1864 -- 150 years ago: The board of education has granted Thursday as a holiday for the children, with the expectation that parents who desire to have their children attend the Scott County Fair will do so on that day and save irregularity the rest of the week.
1889 -- 125 years ago: The guard fence around the new cement walk at the Harper House has been removed. The blocks are diamond shape, alternating in black and white.
1914 -- 100 years ago: The Rev. R.B. Williams, former pastor of the First Methodist Church, Rock Island, was named superintendent of the Rock Island District.
1939 -- 75 years ago: Abnormally high temperatures and lack of rainfall in Illinois during the past week have speeded maturing of corn and soybean crops.
1964 -- 50 years ago: Installation of a new television system in St. Anthony's Hospital, which includes a closed circuit channel as well as the three regular Quad-Cities channels, has been completed and now is in operation.
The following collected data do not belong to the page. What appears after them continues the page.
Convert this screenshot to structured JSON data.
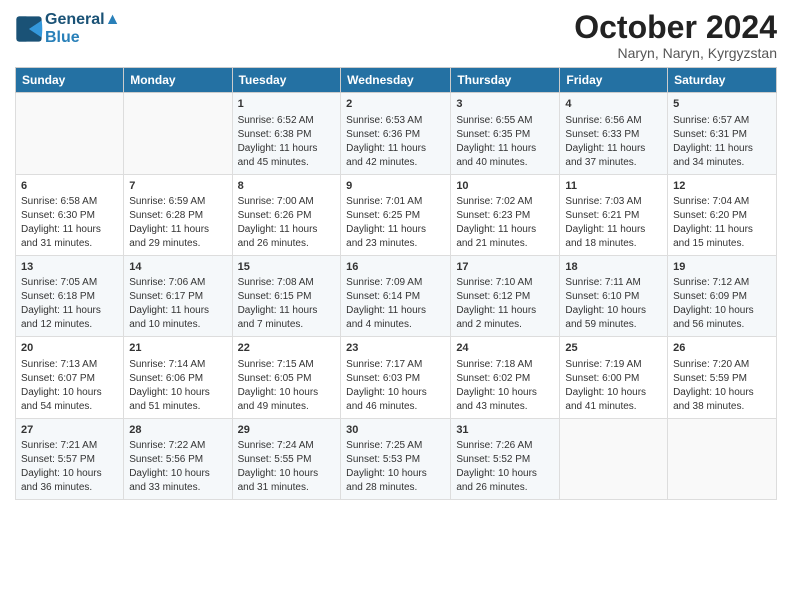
{
  "logo": {
    "line1": "General",
    "line2": "Blue"
  },
  "title": "October 2024",
  "subtitle": "Naryn, Naryn, Kyrgyzstan",
  "headers": [
    "Sunday",
    "Monday",
    "Tuesday",
    "Wednesday",
    "Thursday",
    "Friday",
    "Saturday"
  ],
  "weeks": [
    [
      {
        "day": "",
        "sunrise": "",
        "sunset": "",
        "daylight": ""
      },
      {
        "day": "",
        "sunrise": "",
        "sunset": "",
        "daylight": ""
      },
      {
        "day": "1",
        "sunrise": "Sunrise: 6:52 AM",
        "sunset": "Sunset: 6:38 PM",
        "daylight": "Daylight: 11 hours and 45 minutes."
      },
      {
        "day": "2",
        "sunrise": "Sunrise: 6:53 AM",
        "sunset": "Sunset: 6:36 PM",
        "daylight": "Daylight: 11 hours and 42 minutes."
      },
      {
        "day": "3",
        "sunrise": "Sunrise: 6:55 AM",
        "sunset": "Sunset: 6:35 PM",
        "daylight": "Daylight: 11 hours and 40 minutes."
      },
      {
        "day": "4",
        "sunrise": "Sunrise: 6:56 AM",
        "sunset": "Sunset: 6:33 PM",
        "daylight": "Daylight: 11 hours and 37 minutes."
      },
      {
        "day": "5",
        "sunrise": "Sunrise: 6:57 AM",
        "sunset": "Sunset: 6:31 PM",
        "daylight": "Daylight: 11 hours and 34 minutes."
      }
    ],
    [
      {
        "day": "6",
        "sunrise": "Sunrise: 6:58 AM",
        "sunset": "Sunset: 6:30 PM",
        "daylight": "Daylight: 11 hours and 31 minutes."
      },
      {
        "day": "7",
        "sunrise": "Sunrise: 6:59 AM",
        "sunset": "Sunset: 6:28 PM",
        "daylight": "Daylight: 11 hours and 29 minutes."
      },
      {
        "day": "8",
        "sunrise": "Sunrise: 7:00 AM",
        "sunset": "Sunset: 6:26 PM",
        "daylight": "Daylight: 11 hours and 26 minutes."
      },
      {
        "day": "9",
        "sunrise": "Sunrise: 7:01 AM",
        "sunset": "Sunset: 6:25 PM",
        "daylight": "Daylight: 11 hours and 23 minutes."
      },
      {
        "day": "10",
        "sunrise": "Sunrise: 7:02 AM",
        "sunset": "Sunset: 6:23 PM",
        "daylight": "Daylight: 11 hours and 21 minutes."
      },
      {
        "day": "11",
        "sunrise": "Sunrise: 7:03 AM",
        "sunset": "Sunset: 6:21 PM",
        "daylight": "Daylight: 11 hours and 18 minutes."
      },
      {
        "day": "12",
        "sunrise": "Sunrise: 7:04 AM",
        "sunset": "Sunset: 6:20 PM",
        "daylight": "Daylight: 11 hours and 15 minutes."
      }
    ],
    [
      {
        "day": "13",
        "sunrise": "Sunrise: 7:05 AM",
        "sunset": "Sunset: 6:18 PM",
        "daylight": "Daylight: 11 hours and 12 minutes."
      },
      {
        "day": "14",
        "sunrise": "Sunrise: 7:06 AM",
        "sunset": "Sunset: 6:17 PM",
        "daylight": "Daylight: 11 hours and 10 minutes."
      },
      {
        "day": "15",
        "sunrise": "Sunrise: 7:08 AM",
        "sunset": "Sunset: 6:15 PM",
        "daylight": "Daylight: 11 hours and 7 minutes."
      },
      {
        "day": "16",
        "sunrise": "Sunrise: 7:09 AM",
        "sunset": "Sunset: 6:14 PM",
        "daylight": "Daylight: 11 hours and 4 minutes."
      },
      {
        "day": "17",
        "sunrise": "Sunrise: 7:10 AM",
        "sunset": "Sunset: 6:12 PM",
        "daylight": "Daylight: 11 hours and 2 minutes."
      },
      {
        "day": "18",
        "sunrise": "Sunrise: 7:11 AM",
        "sunset": "Sunset: 6:10 PM",
        "daylight": "Daylight: 10 hours and 59 minutes."
      },
      {
        "day": "19",
        "sunrise": "Sunrise: 7:12 AM",
        "sunset": "Sunset: 6:09 PM",
        "daylight": "Daylight: 10 hours and 56 minutes."
      }
    ],
    [
      {
        "day": "20",
        "sunrise": "Sunrise: 7:13 AM",
        "sunset": "Sunset: 6:07 PM",
        "daylight": "Daylight: 10 hours and 54 minutes."
      },
      {
        "day": "21",
        "sunrise": "Sunrise: 7:14 AM",
        "sunset": "Sunset: 6:06 PM",
        "daylight": "Daylight: 10 hours and 51 minutes."
      },
      {
        "day": "22",
        "sunrise": "Sunrise: 7:15 AM",
        "sunset": "Sunset: 6:05 PM",
        "daylight": "Daylight: 10 hours and 49 minutes."
      },
      {
        "day": "23",
        "sunrise": "Sunrise: 7:17 AM",
        "sunset": "Sunset: 6:03 PM",
        "daylight": "Daylight: 10 hours and 46 minutes."
      },
      {
        "day": "24",
        "sunrise": "Sunrise: 7:18 AM",
        "sunset": "Sunset: 6:02 PM",
        "daylight": "Daylight: 10 hours and 43 minutes."
      },
      {
        "day": "25",
        "sunrise": "Sunrise: 7:19 AM",
        "sunset": "Sunset: 6:00 PM",
        "daylight": "Daylight: 10 hours and 41 minutes."
      },
      {
        "day": "26",
        "sunrise": "Sunrise: 7:20 AM",
        "sunset": "Sunset: 5:59 PM",
        "daylight": "Daylight: 10 hours and 38 minutes."
      }
    ],
    [
      {
        "day": "27",
        "sunrise": "Sunrise: 7:21 AM",
        "sunset": "Sunset: 5:57 PM",
        "daylight": "Daylight: 10 hours and 36 minutes."
      },
      {
        "day": "28",
        "sunrise": "Sunrise: 7:22 AM",
        "sunset": "Sunset: 5:56 PM",
        "daylight": "Daylight: 10 hours and 33 minutes."
      },
      {
        "day": "29",
        "sunrise": "Sunrise: 7:24 AM",
        "sunset": "Sunset: 5:55 PM",
        "daylight": "Daylight: 10 hours and 31 minutes."
      },
      {
        "day": "30",
        "sunrise": "Sunrise: 7:25 AM",
        "sunset": "Sunset: 5:53 PM",
        "daylight": "Daylight: 10 hours and 28 minutes."
      },
      {
        "day": "31",
        "sunrise": "Sunrise: 7:26 AM",
        "sunset": "Sunset: 5:52 PM",
        "daylight": "Daylight: 10 hours and 26 minutes."
      },
      {
        "day": "",
        "sunrise": "",
        "sunset": "",
        "daylight": ""
      },
      {
        "day": "",
        "sunrise": "",
        "sunset": "",
        "daylight": ""
      }
    ]
  ]
}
1989 -- 25 years ago: When the new Moline High School was built in 1958, along with it were plans to construct a football field in the bowl near 34th Street on the campus. Wednesday afternoon, more than 30 years later, the Moline Board of Education Athletic Board sent the ball rolling toward the possible construction of that field by asking superintendent Richard Hennigan to take to the board of education a proposal to hire a consultant.